Metropolis Hasting

Introduction

對一個 Markov Chain 而言，不論起始狀態為多少，最後會達到一個穩定平衡的狀態。

舉個例子，以下為一 Markov Chain

則此 Markov Chain 達平衡狀態時， $A,B$ 的比率為 $5:6$ ，也就是說：

$\begin{align} & \begin{bmatrix} A \\ B \end{bmatrix} = \begin{bmatrix} 0.4 & 0.5 \\ 0.6 & 0.5 \end{bmatrix} \begin{bmatrix} A \\ B \end{bmatrix} \\ & \Rightarrow \begin{cases} 4A+5B = 10A \\ 6A+5B = 10B \end{cases}\\ & \Rightarrow 6A = 5B \end{align}$

不管此 Markov Chain 的起始狀態如何，最後達平衡狀態時， $A,B$ 的比率一定為 $5:6$ 。因此，如果在這 Markov Chain 的 $A$ 和 $B$ 任一一個點開始走，假設走的次數夠多的話，走到 $A$ 和走到 $B$ 的比例。會是 $5 : 6$ 。因此，可利用 Markov Chain 最後會收斂到一穩定狀態的特性，來進行抽樣。

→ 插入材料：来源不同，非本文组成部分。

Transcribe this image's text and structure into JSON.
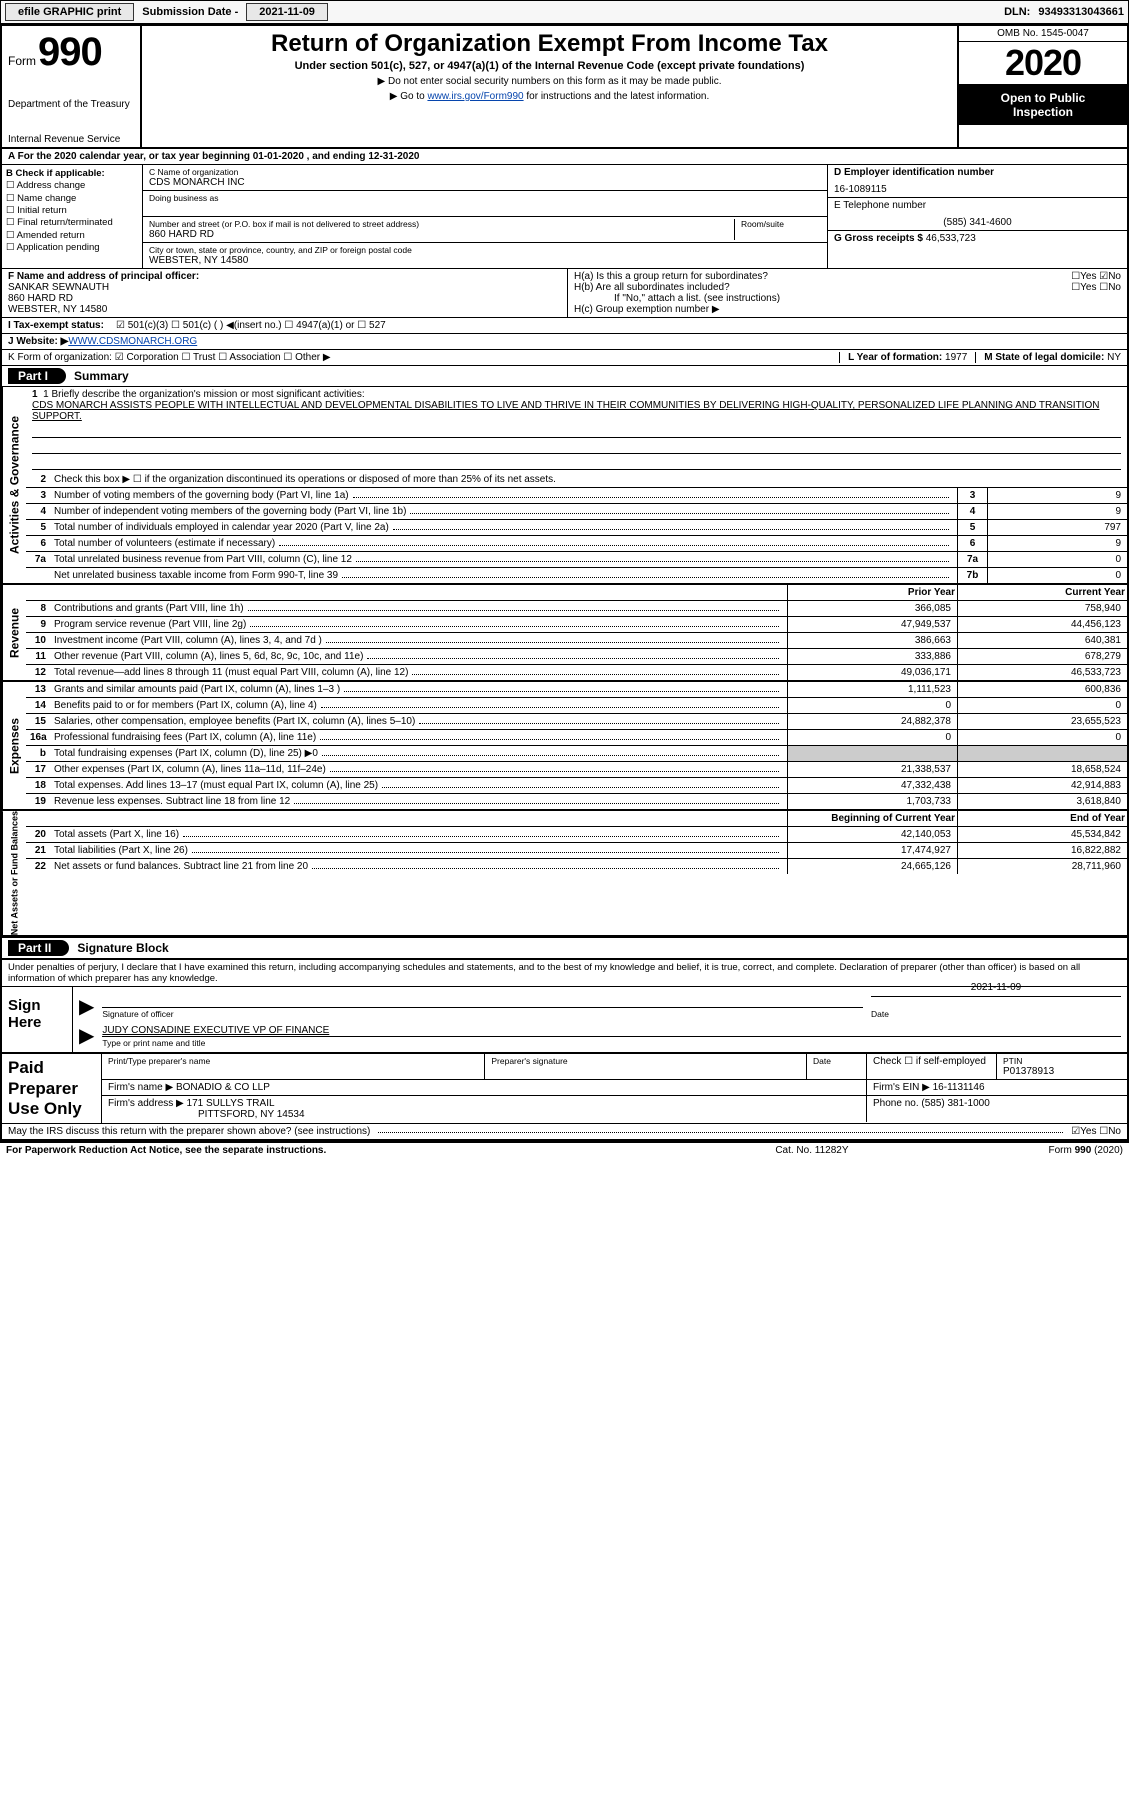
{
  "topbar": {
    "efile": "efile GRAPHIC print",
    "subdate_label": "Submission Date - ",
    "subdate": "2021-11-09",
    "dln_label": "DLN: ",
    "dln": "93493313043661"
  },
  "header": {
    "form_word": "Form",
    "form_num": "990",
    "dept": "Department of the Treasury",
    "irs": "Internal Revenue Service",
    "title": "Return of Organization Exempt From Income Tax",
    "sub": "Under section 501(c), 527, or 4947(a)(1) of the Internal Revenue Code (except private foundations)",
    "note1": "▶ Do not enter social security numbers on this form as it may be made public.",
    "note2_pre": "▶ Go to ",
    "note2_link": "www.irs.gov/Form990",
    "note2_post": " for instructions and the latest information.",
    "omb": "OMB No. 1545-0047",
    "year": "2020",
    "inspect1": "Open to Public",
    "inspect2": "Inspection"
  },
  "rowA": "A For the 2020 calendar year, or tax year beginning 01-01-2020   , and ending 12-31-2020",
  "boxB": {
    "label": "B Check if applicable:",
    "items": [
      "☐ Address change",
      "☐ Name change",
      "☐ Initial return",
      "☐ Final return/terminated",
      "☐ Amended return",
      "☐ Application pending"
    ]
  },
  "boxC": {
    "name_lbl": "C Name of organization",
    "name": "CDS MONARCH INC",
    "dba_lbl": "Doing business as",
    "addr_lbl": "Number and street (or P.O. box if mail is not delivered to street address)",
    "room_lbl": "Room/suite",
    "addr": "860 HARD RD",
    "city_lbl": "City or town, state or province, country, and ZIP or foreign postal code",
    "city": "WEBSTER, NY  14580"
  },
  "boxDE": {
    "d_lbl": "D Employer identification number",
    "d_val": "16-1089115",
    "e_lbl": "E Telephone number",
    "e_val": "(585) 341-4600",
    "g_lbl": "G Gross receipts $ ",
    "g_val": "46,533,723"
  },
  "boxF": {
    "lbl": "F  Name and address of principal officer:",
    "name": "SANKAR SEWNAUTH",
    "addr1": "860 HARD RD",
    "addr2": "WEBSTER, NY  14580"
  },
  "boxH": {
    "a": "H(a)  Is this a group return for subordinates?",
    "a_yn": "☐Yes ☑No",
    "b": "H(b)  Are all subordinates included?",
    "b_yn": "☐Yes ☐No",
    "b_note": "If \"No,\" attach a list. (see instructions)",
    "c": "H(c)  Group exemption number ▶"
  },
  "rowI": {
    "lbl": "I  Tax-exempt status:",
    "opts": "☑ 501(c)(3)    ☐ 501(c) (  ) ◀(insert no.)    ☐ 4947(a)(1) or   ☐ 527"
  },
  "rowJ": {
    "lbl": "J  Website: ▶ ",
    "val": "WWW.CDSMONARCH.ORG"
  },
  "rowK": {
    "lbl": "K Form of organization:  ☑ Corporation  ☐ Trust  ☐ Association  ☐ Other ▶",
    "l_lbl": "L Year of formation: ",
    "l_val": "1977",
    "m_lbl": "M State of legal domicile: ",
    "m_val": "NY"
  },
  "part1": {
    "hdr": "Part I",
    "title": "Summary",
    "side_ag": "Activities & Governance",
    "side_rev": "Revenue",
    "side_exp": "Expenses",
    "side_na": "Net Assets or Fund Balances",
    "line1_lbl": "1  Briefly describe the organization's mission or most significant activities:",
    "line1_text": "CDS MONARCH ASSISTS PEOPLE WITH INTELLECTUAL AND DEVELOPMENTAL DISABILITIES TO LIVE AND THRIVE IN THEIR COMMUNITIES BY DELIVERING HIGH-QUALITY, PERSONALIZED LIFE PLANNING AND TRANSITION SUPPORT.",
    "line2": "Check this box ▶ ☐  if the organization discontinued its operations or disposed of more than 25% of its net assets.",
    "pyhdr": "Prior Year",
    "cyhdr": "Current Year",
    "bcyhdr": "Beginning of Current Year",
    "eoyhdr": "End of Year",
    "lines_ag": [
      {
        "n": "3",
        "d": "Number of voting members of the governing body (Part VI, line 1a)",
        "box": "3",
        "v": "9"
      },
      {
        "n": "4",
        "d": "Number of independent voting members of the governing body (Part VI, line 1b)",
        "box": "4",
        "v": "9"
      },
      {
        "n": "5",
        "d": "Total number of individuals employed in calendar year 2020 (Part V, line 2a)",
        "box": "5",
        "v": "797"
      },
      {
        "n": "6",
        "d": "Total number of volunteers (estimate if necessary)",
        "box": "6",
        "v": "9"
      },
      {
        "n": "7a",
        "d": "Total unrelated business revenue from Part VIII, column (C), line 12",
        "box": "7a",
        "v": "0"
      },
      {
        "n": "",
        "d": "Net unrelated business taxable income from Form 990-T, line 39",
        "box": "7b",
        "v": "0"
      }
    ],
    "lines_rev": [
      {
        "n": "8",
        "d": "Contributions and grants (Part VIII, line 1h)",
        "py": "366,085",
        "cy": "758,940"
      },
      {
        "n": "9",
        "d": "Program service revenue (Part VIII, line 2g)",
        "py": "47,949,537",
        "cy": "44,456,123"
      },
      {
        "n": "10",
        "d": "Investment income (Part VIII, column (A), lines 3, 4, and 7d )",
        "py": "386,663",
        "cy": "640,381"
      },
      {
        "n": "11",
        "d": "Other revenue (Part VIII, column (A), lines 5, 6d, 8c, 9c, 10c, and 11e)",
        "py": "333,886",
        "cy": "678,279"
      },
      {
        "n": "12",
        "d": "Total revenue—add lines 8 through 11 (must equal Part VIII, column (A), line 12)",
        "py": "49,036,171",
        "cy": "46,533,723"
      }
    ],
    "lines_exp": [
      {
        "n": "13",
        "d": "Grants and similar amounts paid (Part IX, column (A), lines 1–3 )",
        "py": "1,111,523",
        "cy": "600,836"
      },
      {
        "n": "14",
        "d": "Benefits paid to or for members (Part IX, column (A), line 4)",
        "py": "0",
        "cy": "0"
      },
      {
        "n": "15",
        "d": "Salaries, other compensation, employee benefits (Part IX, column (A), lines 5–10)",
        "py": "24,882,378",
        "cy": "23,655,523"
      },
      {
        "n": "16a",
        "d": "Professional fundraising fees (Part IX, column (A), line 11e)",
        "py": "0",
        "cy": "0"
      },
      {
        "n": "b",
        "d": "Total fundraising expenses (Part IX, column (D), line 25) ▶0",
        "py": "GREY",
        "cy": "GREY"
      },
      {
        "n": "17",
        "d": "Other expenses (Part IX, column (A), lines 11a–11d, 11f–24e)",
        "py": "21,338,537",
        "cy": "18,658,524"
      },
      {
        "n": "18",
        "d": "Total expenses. Add lines 13–17 (must equal Part IX, column (A), line 25)",
        "py": "47,332,438",
        "cy": "42,914,883"
      },
      {
        "n": "19",
        "d": "Revenue less expenses. Subtract line 18 from line 12",
        "py": "1,703,733",
        "cy": "3,618,840"
      }
    ],
    "lines_na": [
      {
        "n": "20",
        "d": "Total assets (Part X, line 16)",
        "py": "42,140,053",
        "cy": "45,534,842"
      },
      {
        "n": "21",
        "d": "Total liabilities (Part X, line 26)",
        "py": "17,474,927",
        "cy": "16,822,882"
      },
      {
        "n": "22",
        "d": "Net assets or fund balances. Subtract line 21 from line 20",
        "py": "24,665,126",
        "cy": "28,711,960"
      }
    ]
  },
  "part2": {
    "hdr": "Part II",
    "title": "Signature Block",
    "decl": "Under penalties of perjury, I declare that I have examined this return, including accompanying schedules and statements, and to the best of my knowledge and belief, it is true, correct, and complete. Declaration of preparer (other than officer) is based on all information of which preparer has any knowledge.",
    "sign_here": "Sign Here",
    "sig_lbl": "Signature of officer",
    "date_lbl": "Date",
    "date_val": "2021-11-09",
    "name_val": "JUDY CONSADINE  EXECUTIVE VP OF FINANCE",
    "name_lbl": "Type or print name and title",
    "paid": "Paid Preparer Use Only",
    "p_name_lbl": "Print/Type preparer's name",
    "p_sig_lbl": "Preparer's signature",
    "p_date_lbl": "Date",
    "p_chk": "Check ☐ if self-employed",
    "ptin_lbl": "PTIN",
    "ptin": "P01378913",
    "firm_name_lbl": "Firm's name      ▶ ",
    "firm_name": "BONADIO & CO LLP",
    "firm_ein_lbl": "Firm's EIN ▶ ",
    "firm_ein": "16-1131146",
    "firm_addr_lbl": "Firm's address ▶ ",
    "firm_addr1": "171 SULLYS TRAIL",
    "firm_addr2": "PITTSFORD, NY  14534",
    "phone_lbl": "Phone no. ",
    "phone": "(585) 381-1000",
    "discuss": "May the IRS discuss this return with the preparer shown above? (see instructions)",
    "discuss_yn": "☑Yes  ☐No"
  },
  "footer": {
    "pra": "For Paperwork Reduction Act Notice, see the separate instructions.",
    "cat": "Cat. No. 11282Y",
    "form": "Form 990 (2020)"
  }
}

Metropolis Sampler 即是給定一機率分佈函數，從這機率函數建立 Markov Chain ，然後再用建立出來的 Markov Chain 來進行抽樣。

Metropolis Sampler

設某一機率分佈 $p(X)$ ，起始值為 $x_{0}$ 。隨機變數的值為 $X = \{ a_{1}, a_{2}, ..., a_{n}\}$ 。

抽樣過程如下：

設目前時間點 $t$ 抽出的值為 $x_{t}=a_{i}$ 然後，從一機率分佈（稱為 proposal distribution）， $q(x_{t+1}\mid x_{t})$ 中，抽出一個值，為 $a_{j}$ ，其中 $q(x_{t+1}\mid x_{t})$ 滿足以下對稱性即可：

$q(x_{t+1}|x_{t}) = q(x_{t}|x_{t+1})$

$q(x_{t+1}\mid x_{t})$ 可以是比較好計算的函數，用於快速產生下一個可能的樣本 $a_{j}$ ， $a_{j}$ 為 proposed state ，意思就是說，想從 $q(x_{t+1}\mid x_{t})$ 「提出」一個值，看看這個值能不能成為 $x_{t+1}$ 的值，但實際上，這時還不知道 $a_{j}$ 適不適合為 $x_{t+1}$ 的值，所以要做以下運算。

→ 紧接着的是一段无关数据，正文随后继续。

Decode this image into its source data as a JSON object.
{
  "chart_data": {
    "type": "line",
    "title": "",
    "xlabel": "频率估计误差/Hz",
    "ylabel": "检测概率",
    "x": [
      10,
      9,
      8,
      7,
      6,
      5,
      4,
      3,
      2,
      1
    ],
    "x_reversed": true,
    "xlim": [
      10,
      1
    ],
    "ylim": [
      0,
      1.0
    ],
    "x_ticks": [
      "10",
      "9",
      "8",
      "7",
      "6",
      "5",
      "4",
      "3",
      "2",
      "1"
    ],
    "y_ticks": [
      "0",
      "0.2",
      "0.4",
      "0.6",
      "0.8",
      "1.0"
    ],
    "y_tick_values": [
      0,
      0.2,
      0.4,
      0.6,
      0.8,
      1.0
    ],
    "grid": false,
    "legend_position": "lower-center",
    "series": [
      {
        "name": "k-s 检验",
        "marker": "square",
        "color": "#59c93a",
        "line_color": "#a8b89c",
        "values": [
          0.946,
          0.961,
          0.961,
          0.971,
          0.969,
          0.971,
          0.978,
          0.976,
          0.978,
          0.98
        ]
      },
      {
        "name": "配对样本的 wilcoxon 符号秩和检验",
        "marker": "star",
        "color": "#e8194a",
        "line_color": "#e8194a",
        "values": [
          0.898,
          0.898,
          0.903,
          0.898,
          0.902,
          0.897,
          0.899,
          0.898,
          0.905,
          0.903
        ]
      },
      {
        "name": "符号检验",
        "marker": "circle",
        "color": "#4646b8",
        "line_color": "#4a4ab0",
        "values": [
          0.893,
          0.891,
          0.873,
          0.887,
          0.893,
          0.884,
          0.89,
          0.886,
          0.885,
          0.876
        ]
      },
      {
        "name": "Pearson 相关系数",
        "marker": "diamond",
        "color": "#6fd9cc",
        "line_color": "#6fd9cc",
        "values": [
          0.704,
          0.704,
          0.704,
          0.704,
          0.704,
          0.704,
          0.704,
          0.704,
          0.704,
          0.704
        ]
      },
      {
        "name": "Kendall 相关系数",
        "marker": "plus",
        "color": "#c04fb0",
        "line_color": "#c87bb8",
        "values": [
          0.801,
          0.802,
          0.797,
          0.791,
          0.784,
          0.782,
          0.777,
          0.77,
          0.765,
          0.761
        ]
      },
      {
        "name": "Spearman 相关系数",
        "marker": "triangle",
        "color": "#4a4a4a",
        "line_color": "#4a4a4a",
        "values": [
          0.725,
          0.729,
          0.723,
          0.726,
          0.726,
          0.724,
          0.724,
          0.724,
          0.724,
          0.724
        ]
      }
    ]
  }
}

如果 $p(a_{j}) \geq p(a_{i})$ ，則：

$x_{t+1} = a_{j}$

如果 $p(a_{j}) < p(a_{i})$ 則：

$\begin{align} & x_{t+1} = \begin{cases} a_{j} & \text{with probability of } \alpha \\ a_{i} & \text{with probability of } 1- \alpha \end{cases}\\ & \text{where } \alpha = \frac{p(a_j)}{p(a_{i})} \end{align}$

其中， $\alpha$ 稱為 acceptance probability ，意思是，接受 $x_{t+1}$ 的值為 $a_{j}$ 的機率有多少？

此方法可以看成是在 $a_{i}$ 與 $a_{j}$ 之間，建立 Markov Chain ：

如果想從 $a_{i}$ 轉移到 $a_{j}$ ，且， $p(a_{j}) \geq p(a_{i})$ ，則建立出的 Markov Chain ，如下：

由於 $p(a_{j}) \geq p(a_{i})$ ，所以一定會接受從 $a_{i}$ 到 $a_{j}$ 的轉移。

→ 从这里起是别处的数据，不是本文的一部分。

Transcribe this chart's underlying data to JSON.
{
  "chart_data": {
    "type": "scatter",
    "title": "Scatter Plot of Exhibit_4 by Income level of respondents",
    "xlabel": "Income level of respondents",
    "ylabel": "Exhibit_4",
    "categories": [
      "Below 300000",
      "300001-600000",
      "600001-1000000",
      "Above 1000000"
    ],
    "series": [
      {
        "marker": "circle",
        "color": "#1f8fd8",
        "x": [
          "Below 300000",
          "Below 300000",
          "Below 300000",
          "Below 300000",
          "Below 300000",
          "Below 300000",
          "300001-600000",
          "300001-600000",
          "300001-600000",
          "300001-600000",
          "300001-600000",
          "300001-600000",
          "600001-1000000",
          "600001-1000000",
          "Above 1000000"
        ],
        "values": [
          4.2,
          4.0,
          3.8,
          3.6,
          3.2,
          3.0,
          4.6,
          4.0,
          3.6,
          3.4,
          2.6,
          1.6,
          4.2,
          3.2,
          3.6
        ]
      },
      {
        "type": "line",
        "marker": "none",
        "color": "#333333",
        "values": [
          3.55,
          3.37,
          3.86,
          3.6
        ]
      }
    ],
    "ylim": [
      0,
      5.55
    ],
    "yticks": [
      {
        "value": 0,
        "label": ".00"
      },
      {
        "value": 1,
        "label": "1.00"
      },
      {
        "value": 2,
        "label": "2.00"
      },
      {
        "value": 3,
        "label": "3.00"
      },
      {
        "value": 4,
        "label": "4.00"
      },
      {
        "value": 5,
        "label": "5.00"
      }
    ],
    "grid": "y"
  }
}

呈上，如果想從 $a_{j}$ 轉移回 $a_{i}$ ，則建立出的 Markov Chain ，如下：

由於 $p(a_{i}) < p(a_{j})$ ，所以從 $a_{j}$ 轉到 $a_{i}$ 的轉移，不一定會成立，而是由 acceptance probability 來決定。

把以上兩個合起來，得出 $a_{i}$ 與 $a_{j}$ 之間的 Markov Chain ，如下：

假設在這 Markov Chain 上，隨機走動，設走到 $a_i$ 的機率為 $A$ ，走到 $a_j$ 的機率為 $B$ ，則達平衡時：

$\begin{align} & \begin{bmatrix} A \\ B \end{bmatrix} = \begin{bmatrix} 0 & \frac{p(a_i)}{p(a_j)} \\ 1 & 1 - \frac{p(a_i)}{p(a_j)} \end{bmatrix} \begin{bmatrix} A \\ B \end{bmatrix} \\ & \Rightarrow \begin{cases} \frac{p(a_i)}{p(a_j)} B = A \\ A + (1 - \frac{p(a_i)}{p(a_j)})B = B \end{cases}\\ & \Rightarrow A : B = p(a_i) : p(a_j) \end{align}$

因此 Markov Chain 達到平衡狀態時，走到 $a_i$ 和走到 $a_j$ 的次數比，會是 $p(a_i):p(a_j)$ 。

舉個簡單的例子，假設 $p(x)$ 如下， $X$ 有0.8的機率為 0 ，有0.2的機率為 1 ，如下：

$p(x) = \begin{cases} 0.2 & X=0 \\ 0.8 & X=1 \end{cases}\\$

則建立出來的 Markov Chain 如下圖：

從這 Markov Chain 上，從 0 開始走，會先轉移到 1 ，走過的序列如下：

01

到 1 以後，有 0.75的機率會走回 1，有0.25會再走到 0 ，走到 1 和走到 0 的比率是 3:1 ，假設走回 1 三次以後才走回0 ，則走過的序列如下：

011110

這樣一直走下去，則

01111011110111101111...

序列中任取一個數，則有0.8的機率為 0 ，有0.2的機率為 1 ，和 $p(x)$ 的機率分佈一樣。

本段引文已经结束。